Fortunately, we don’t need to collect many random samples to create this graph! Statisticians understand the properties of chi-squared distributions so we can estimate the sampling distribution using the details of our design.
Our goal is to determine whether our sample chi-squared value is so rare that it justifies rejecting the null hypothesis for the entire population. The chi-squared distribution provides the context for making that determination. We’ll calculate the probability of obtaining a chi-squared value that is at least as high as the value that our study found (6.17).
This probability has a name—the P-value! A low probability indicates that our sample data are unlikely when the null hypothesis is true.

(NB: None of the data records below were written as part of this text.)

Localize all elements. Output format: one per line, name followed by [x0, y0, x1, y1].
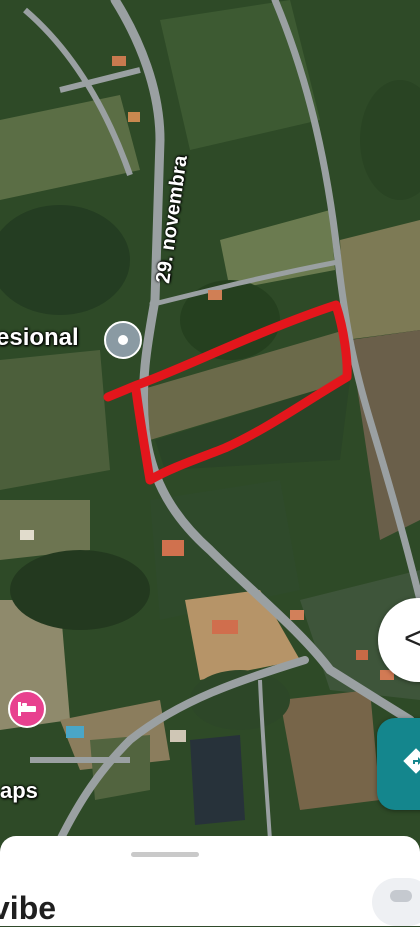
- satellite-imagery: [0, 0, 420, 850]
- directions-icon: [403, 748, 420, 774]
- hotel-icon[interactable]: [8, 690, 46, 728]
- bottom-sheet[interactable]: vibe: [0, 836, 420, 926]
- satellite-map[interactable]: 29. novembra esional aps <: [0, 0, 420, 850]
- sheet-action-icon: [390, 890, 412, 902]
- place-pin-icon[interactable]: [104, 321, 142, 359]
- directions-button[interactable]: [377, 718, 420, 810]
- pin-dot: [118, 335, 128, 345]
- place-title: vibe: [0, 890, 57, 926]
- place-label[interactable]: esional: [0, 324, 79, 352]
- bed-icon: [18, 702, 36, 716]
- drag-handle[interactable]: [131, 852, 199, 857]
- chevron-left-icon: <: [404, 620, 420, 656]
- hotel-label[interactable]: aps: [0, 778, 38, 804]
- sheet-action-button[interactable]: [372, 878, 420, 926]
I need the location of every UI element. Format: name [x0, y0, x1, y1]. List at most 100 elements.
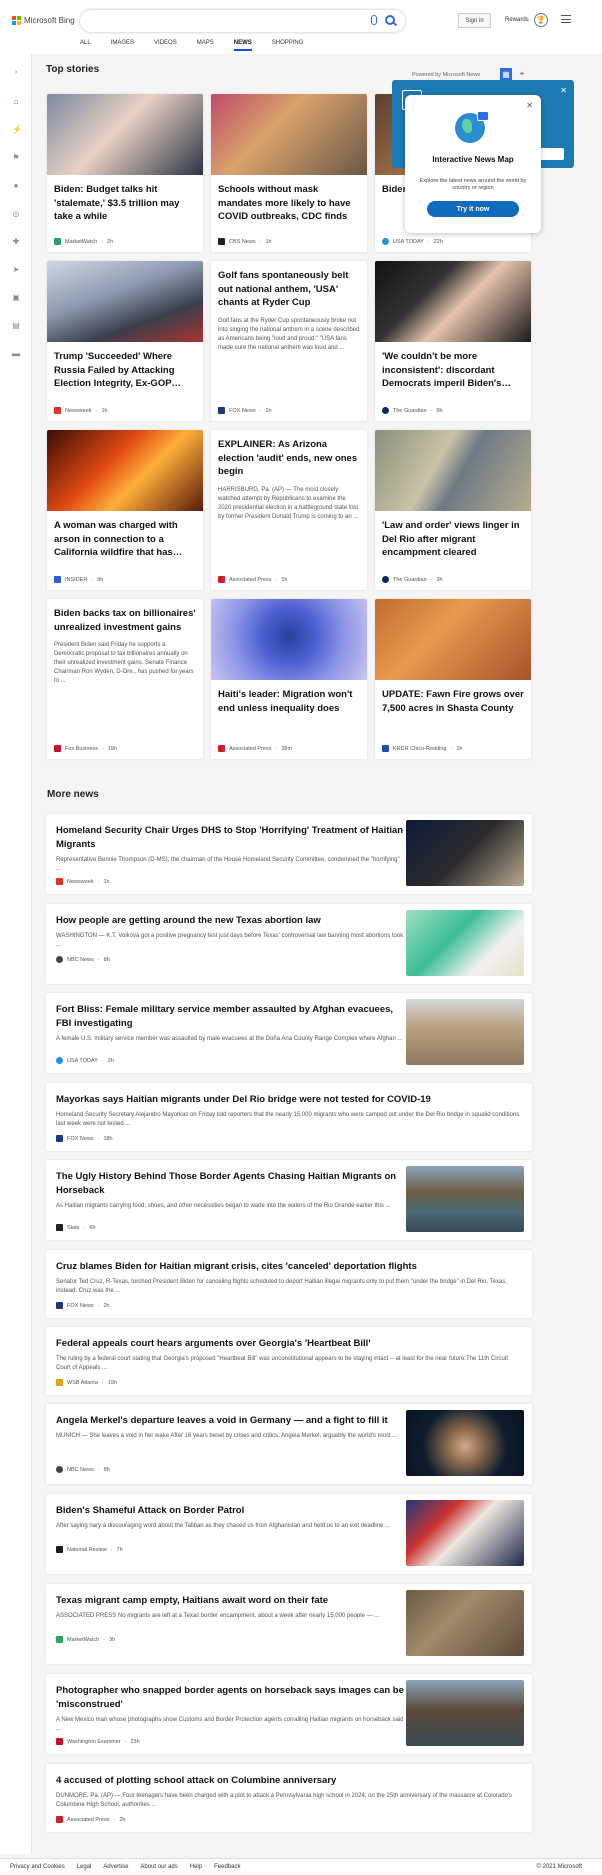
- rocket-icon[interactable]: ➤: [12, 266, 20, 274]
- story-image: [47, 261, 203, 342]
- footer-link-advertise[interactable]: Advertise: [103, 1864, 128, 1870]
- story-source: MarketWatch · 2h: [54, 238, 113, 245]
- more-news-title: Texas migrant camp empty, Haitians await…: [56, 1595, 329, 1606]
- more-news-item[interactable]: Federal appeals court hears arguments ov…: [46, 1327, 532, 1395]
- story-image: [47, 430, 203, 511]
- microphone-icon[interactable]: [371, 15, 377, 25]
- story-card[interactable]: Haiti's leader: Migration won't end unle…: [211, 599, 367, 759]
- more-news-source: Slate · 6h: [56, 1224, 96, 1231]
- rewards-link[interactable]: Rewards: [505, 17, 529, 23]
- tab-images[interactable]: IMAGES: [111, 40, 134, 51]
- powered-by-label: Powered by Microsoft News: [412, 72, 481, 78]
- more-news-item[interactable]: Biden's Shameful Attack on Border Patrol…: [46, 1494, 532, 1574]
- fox-news-logo-icon: [218, 407, 225, 414]
- news-doc-icon: [477, 111, 489, 121]
- more-news-image: [406, 910, 524, 976]
- map-view-icon[interactable]: ⌖: [516, 68, 528, 80]
- story-card[interactable]: Biden backs tax on billionaires' unreali…: [47, 599, 203, 759]
- tab-videos[interactable]: VIDEOS: [154, 40, 177, 51]
- close-icon[interactable]: ✕: [560, 86, 567, 95]
- story-card[interactable]: 'Law and order' views linger in Del Rio …: [375, 430, 531, 590]
- tab-news[interactable]: NEWS: [233, 40, 252, 51]
- try-it-now-button[interactable]: Try it now: [427, 201, 519, 217]
- marketwatch-logo-icon: [54, 238, 61, 245]
- more-news-item[interactable]: 4 accused of plotting school attack on C…: [46, 1764, 532, 1832]
- footer-link-privacy[interactable]: Privacy and Cookies: [10, 1864, 65, 1870]
- more-news-source: NBC News · 8h: [56, 1466, 110, 1473]
- more-news-item[interactable]: The Ugly History Behind Those Border Age…: [46, 1160, 532, 1240]
- more-news-item[interactable]: Photographer who snapped border agents o…: [46, 1674, 532, 1754]
- more-news-snippet: After saying nary a discouraging word ab…: [56, 1523, 391, 1529]
- krcr-logo-icon: [382, 745, 389, 752]
- story-card[interactable]: EXPLAINER: As Arizona election 'audit' e…: [211, 430, 367, 590]
- more-news-item[interactable]: Fort Bliss: Female military service memb…: [46, 993, 532, 1073]
- more-news-item[interactable]: Homeland Security Chair Urges DHS to Sto…: [46, 814, 532, 894]
- popup-description: Explore the latest news around the world…: [419, 178, 527, 191]
- header: Microsoft Bing Sign in Rewards 🏆 ALL IMA…: [0, 0, 602, 54]
- more-news-title: 4 accused of plotting school attack on C…: [56, 1775, 337, 1786]
- story-card[interactable]: Biden: Budget talks hit 'stalemate,' $3.…: [47, 94, 203, 252]
- story-snippet: President Biden said Friday he supports …: [54, 642, 194, 684]
- tab-all[interactable]: ALL: [80, 40, 91, 51]
- footer-link-feedback[interactable]: Feedback: [214, 1864, 240, 1870]
- story-source: The Guardian · 3h: [382, 576, 443, 583]
- globe-icon[interactable]: ◎: [12, 210, 20, 218]
- story-card[interactable]: 'We couldn't be more inconsistent': disc…: [375, 261, 531, 421]
- more-news-snippet: Representative Bennie Thompson (D-MS), t…: [56, 857, 400, 872]
- story-card[interactable]: A woman was charged with arson in connec…: [47, 430, 203, 590]
- more-news-source: FOX News · 18h: [56, 1135, 113, 1142]
- search-input[interactable]: [80, 10, 405, 32]
- more-news-title: How people are getting around the new Te…: [56, 915, 321, 926]
- tv-icon[interactable]: ▣: [12, 294, 20, 302]
- trending-icon[interactable]: ⚡: [12, 126, 22, 134]
- story-title: Golf fans spontaneously belt out nationa…: [218, 270, 349, 308]
- more-news-image: [406, 1590, 524, 1656]
- national-review-logo-icon: [56, 1546, 63, 1553]
- grid-view-icon[interactable]: ▦: [500, 68, 512, 80]
- story-card[interactable]: UPDATE: Fawn Fire grows over 7,500 acres…: [375, 599, 531, 759]
- story-title: 'Law and order' views linger in Del Rio …: [382, 520, 520, 558]
- more-news-item[interactable]: Texas migrant camp empty, Haitians await…: [46, 1584, 532, 1664]
- more-news-source: FOX News · 2h: [56, 1302, 110, 1309]
- flag-icon[interactable]: ⚑: [12, 154, 20, 162]
- trophy-icon[interactable]: 🏆: [534, 13, 548, 27]
- story-source: Associated Press · 1h: [218, 576, 287, 583]
- politics-icon[interactable]: ✚: [12, 238, 20, 246]
- story-source: KRCR Chico-Redding · 1h: [382, 745, 462, 752]
- washington-examiner-logo-icon: [56, 1738, 63, 1745]
- more-news-snippet: Homeland Security Secretary Alejandro Ma…: [56, 1112, 520, 1127]
- expand-chevron-icon[interactable]: ›: [12, 68, 20, 76]
- more-news-item[interactable]: How people are getting around the new Te…: [46, 904, 532, 984]
- business-icon[interactable]: ▤: [12, 322, 20, 330]
- story-card[interactable]: Schools without mask mandates more likel…: [211, 94, 367, 252]
- more-news-image: [406, 820, 524, 886]
- more-news-image: [406, 999, 524, 1065]
- location-pin-icon[interactable]: ●: [12, 182, 20, 190]
- story-card[interactable]: Trump 'Succeeded' Where Russia Failed by…: [47, 261, 203, 421]
- story-title: A woman was charged with arson in connec…: [54, 520, 183, 558]
- newsweek-logo-icon: [56, 878, 63, 885]
- footer-link-help[interactable]: Help: [190, 1864, 202, 1870]
- signin-button[interactable]: Sign in: [458, 13, 491, 28]
- story-title: EXPLAINER: As Arizona election 'audit' e…: [218, 439, 358, 477]
- more-news-item[interactable]: Cruz blames Biden for Haitian migrant cr…: [46, 1250, 532, 1318]
- story-card[interactable]: Golf fans spontaneously belt out nationa…: [211, 261, 367, 421]
- bing-logo[interactable]: Microsoft Bing: [12, 16, 75, 25]
- more-news-snippet: A female U.S. military service member wa…: [56, 1036, 403, 1042]
- more-news-source: National Review · 7h: [56, 1546, 123, 1553]
- news-map-popup: ✕ Interactive News Map Explore the lates…: [405, 95, 541, 233]
- money-icon[interactable]: ▬: [12, 350, 20, 358]
- home-icon[interactable]: ⌂: [12, 98, 20, 106]
- hamburger-menu-icon[interactable]: [561, 15, 571, 23]
- more-news-title: Angela Merkel's departure leaves a void …: [56, 1415, 388, 1426]
- search-icon[interactable]: [385, 15, 395, 25]
- footer-link-legal[interactable]: Legal: [77, 1864, 92, 1870]
- story-source: Newsweek · 1h: [54, 407, 108, 414]
- story-source: CBS News · 1h: [218, 238, 272, 245]
- tab-maps[interactable]: MAPS: [197, 40, 214, 51]
- more-news-item[interactable]: Angela Merkel's departure leaves a void …: [46, 1404, 532, 1484]
- more-news-item[interactable]: Mayorkas says Haitian migrants under Del…: [46, 1083, 532, 1151]
- close-icon[interactable]: ✕: [526, 101, 533, 110]
- tab-shopping[interactable]: SHOPPING: [272, 40, 304, 51]
- footer-link-about-ads[interactable]: About our ads: [140, 1864, 177, 1870]
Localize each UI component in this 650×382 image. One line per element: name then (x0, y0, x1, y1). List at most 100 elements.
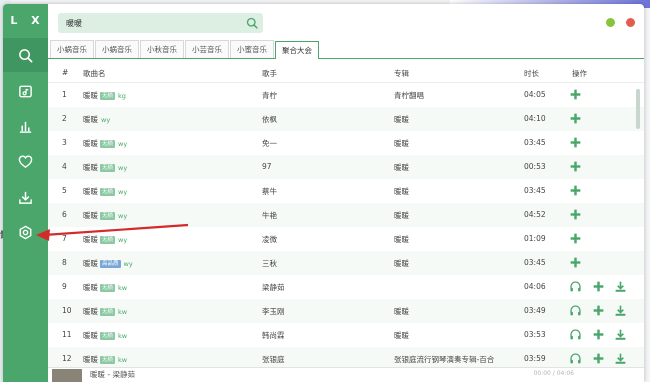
source-tag: kw (118, 332, 128, 340)
listen-icon[interactable] (569, 328, 582, 341)
song-title: 暖暖 (83, 187, 98, 196)
add-icon[interactable] (592, 328, 605, 341)
add-icon[interactable] (569, 88, 582, 101)
sidebar-item-favorites[interactable] (3, 144, 48, 178)
table-row[interactable]: 1 暖暖 无损 kg 青柠 青柠翻唱 04:05 (48, 83, 644, 107)
sidebar-item-search[interactable] (3, 38, 48, 72)
add-icon[interactable] (592, 352, 605, 365)
source-tag: kw (118, 284, 128, 292)
source-tag: wy (118, 140, 128, 148)
tab-0[interactable]: 小蜗音乐 (50, 40, 94, 58)
album-cell: 张银庭流行钢琴演奏专辑-百合 (394, 355, 495, 364)
add-icon[interactable] (569, 184, 582, 197)
table-row[interactable]: 10 暖暖 无损 kw 李玉刚 暖暖 03:49 (48, 299, 644, 323)
header-index: # (62, 68, 69, 77)
song-title-cell: 暖暖 wy (83, 114, 110, 125)
table-row[interactable]: 9 暖暖 无损 kw 梁静茹 04:06 (48, 275, 644, 299)
source-tag: kg (118, 92, 126, 100)
listen-icon[interactable] (569, 280, 582, 293)
add-icon[interactable] (569, 208, 582, 221)
sidebar-item-settings[interactable] (3, 215, 48, 249)
search-icon[interactable] (246, 17, 258, 29)
table-row[interactable]: 11 暖暖 无损 kw 韩尚霖 暖暖 03:53 (48, 323, 644, 347)
scrollbar[interactable] (636, 89, 640, 129)
artist-cell: 牛艳 (262, 211, 277, 220)
sidebar-item-download[interactable] (3, 180, 48, 214)
artist-cell: 蔡牛 (262, 187, 277, 196)
add-icon[interactable] (569, 112, 582, 125)
sidebar-item-leaderboard[interactable] (3, 109, 48, 143)
add-icon[interactable] (592, 280, 605, 293)
song-title: 暖暖 (83, 259, 98, 268)
download-icon[interactable] (614, 304, 627, 317)
quality-badge: 无损 (100, 212, 116, 220)
quality-badge: 无损 (100, 356, 116, 364)
sidebar-item-songlist[interactable] (3, 74, 48, 108)
add-icon[interactable] (569, 232, 582, 245)
album-cell: 暖暖 (394, 331, 409, 340)
table-row[interactable]: 4 暖暖 无损 wy 97 暖暖 00:53 (48, 155, 644, 179)
duration-cell: 04:10 (524, 114, 546, 123)
duration-cell: 01:09 (524, 234, 546, 243)
table-row[interactable]: 7 暖暖 无损 wy 凌微 暖暖 01:09 (48, 227, 644, 251)
listen-icon[interactable] (569, 304, 582, 317)
album-cell: 暖暖 (394, 307, 409, 316)
search-input[interactable] (66, 15, 236, 31)
close-button[interactable] (626, 18, 635, 27)
tab-1[interactable]: 小蜗音乐 (95, 40, 139, 58)
song-title-cell: 暖暖 无损 kg (83, 90, 126, 101)
row-index: 4 (62, 162, 67, 171)
artist-cell: 97 (262, 162, 272, 171)
tab-3[interactable]: 小芸音乐 (185, 40, 229, 58)
artist-cell: 青柠 (262, 91, 277, 100)
search-box[interactable] (58, 13, 263, 33)
duration-cell: 03:59 (524, 354, 546, 363)
row-index: 2 (62, 114, 67, 123)
row-index: 10 (62, 306, 72, 315)
source-tag: wy (123, 260, 133, 268)
song-title: 暖暖 (83, 307, 98, 316)
album-cover[interactable] (52, 369, 82, 382)
player-time: 00:00 / 04:06 (533, 370, 574, 377)
download-icon[interactable] (614, 352, 627, 365)
add-icon[interactable] (569, 136, 582, 149)
table-row[interactable]: 8 暖暖 高品质 wy 三秋 暖暖 03:45 (48, 251, 644, 275)
tab-5[interactable]: 聚合大会 (275, 41, 319, 59)
song-title: 暖暖 (83, 331, 98, 340)
row-index: 3 (62, 138, 67, 147)
table-row[interactable]: 6 暖暖 无损 wy 牛艳 暖暖 04:52 (48, 203, 644, 227)
download-icon[interactable] (614, 280, 627, 293)
add-icon[interactable] (569, 160, 582, 173)
tab-4[interactable]: 小蜜音乐 (230, 40, 274, 58)
table-row[interactable]: 2 暖暖 wy 依枫 暖暖 04:10 (48, 107, 644, 131)
song-title-cell: 暖暖 高品质 wy (83, 258, 133, 269)
row-index: 9 (62, 282, 67, 291)
download-icon[interactable] (614, 328, 627, 341)
tab-2[interactable]: 小秋音乐 (140, 40, 184, 58)
quality-badge: 无损 (100, 236, 116, 244)
duration-cell: 03:45 (524, 186, 546, 195)
artist-cell: 免一 (262, 139, 277, 148)
quality-badge: 无损 (100, 284, 116, 292)
quality-badge: 无损 (100, 92, 116, 100)
add-icon[interactable] (592, 304, 605, 317)
source-tag: wy (101, 116, 111, 124)
table-row[interactable]: 3 暖暖 无损 wy 免一 暖暖 03:45 (48, 131, 644, 155)
song-title-cell: 暖暖 无损 wy (83, 186, 127, 197)
source-tag: wy (118, 236, 128, 244)
song-title: 暖暖 (83, 139, 98, 148)
minimize-button[interactable] (606, 18, 615, 27)
row-index: 7 (62, 234, 67, 243)
heart-icon (18, 154, 33, 168)
quality-badge: 无损 (100, 140, 116, 148)
source-tag: wy (118, 164, 128, 172)
table-row[interactable]: 5 暖暖 无损 wy 蔡牛 暖暖 03:45 (48, 179, 644, 203)
add-icon[interactable] (569, 256, 582, 269)
artist-cell: 韩尚霖 (262, 331, 285, 340)
song-title: 暖暖 (83, 235, 98, 244)
listen-icon[interactable] (569, 352, 582, 365)
quality-badge: 无损 (100, 332, 116, 340)
song-title: 暖暖 (83, 355, 98, 364)
source-tag: wy (118, 212, 128, 220)
source-tag: wy (118, 188, 128, 196)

Graphing the Chi-Squared Test Results for Our Example
For chi-squared tests, the degrees of freedom define the shape of the chi-squared distribution for a design. Chi-square tests use this distribution to calculate p-values. The graph below displays several chi-square distributions with differing degrees of freedom.
For a table with r rows and c columns, the method for calculating degrees of freedom for a chi-square test is (r-1) (c-1). For our example, we have two rows and three columns: (2-1) * (3-1) = 2 df.
Read my post about degrees of freedom to learn about this concept along with a more intuitive way of understanding degrees of freedom in chi-squared tests of independence.
Below is the chi-squared distribution for our study’s design.
The distribution curve displays the likelihood of chi-squared values for a population where there is no relationship between uniform color and status at the population level. I shaded the region that corresponds to chi-square values greater than or equal to our study’s value (6.17). When the null hypothesis is correct, chi-square values fall in this area approximately 4.6% of the time, which is the p-value (0.046). With a significance level of 0.05, our sample data are unusual enough to reject the null hypothesis.
The sample evidence suggests that a relationship between the variables exists in the population. While this test doesn’t indicate red shirts have a higher chance of dying, there is something else going on with red shirts. Read my other post chi-squared to learn about that!
Pearson’s chi-squared test for independence doesn’t tell you the effect size. To understand the strength of the relationship, you’d need to use something like Cramér’s V, which is a measure of association like Pearson’s correlation—except for categorical variables. That’s the topic of a future post!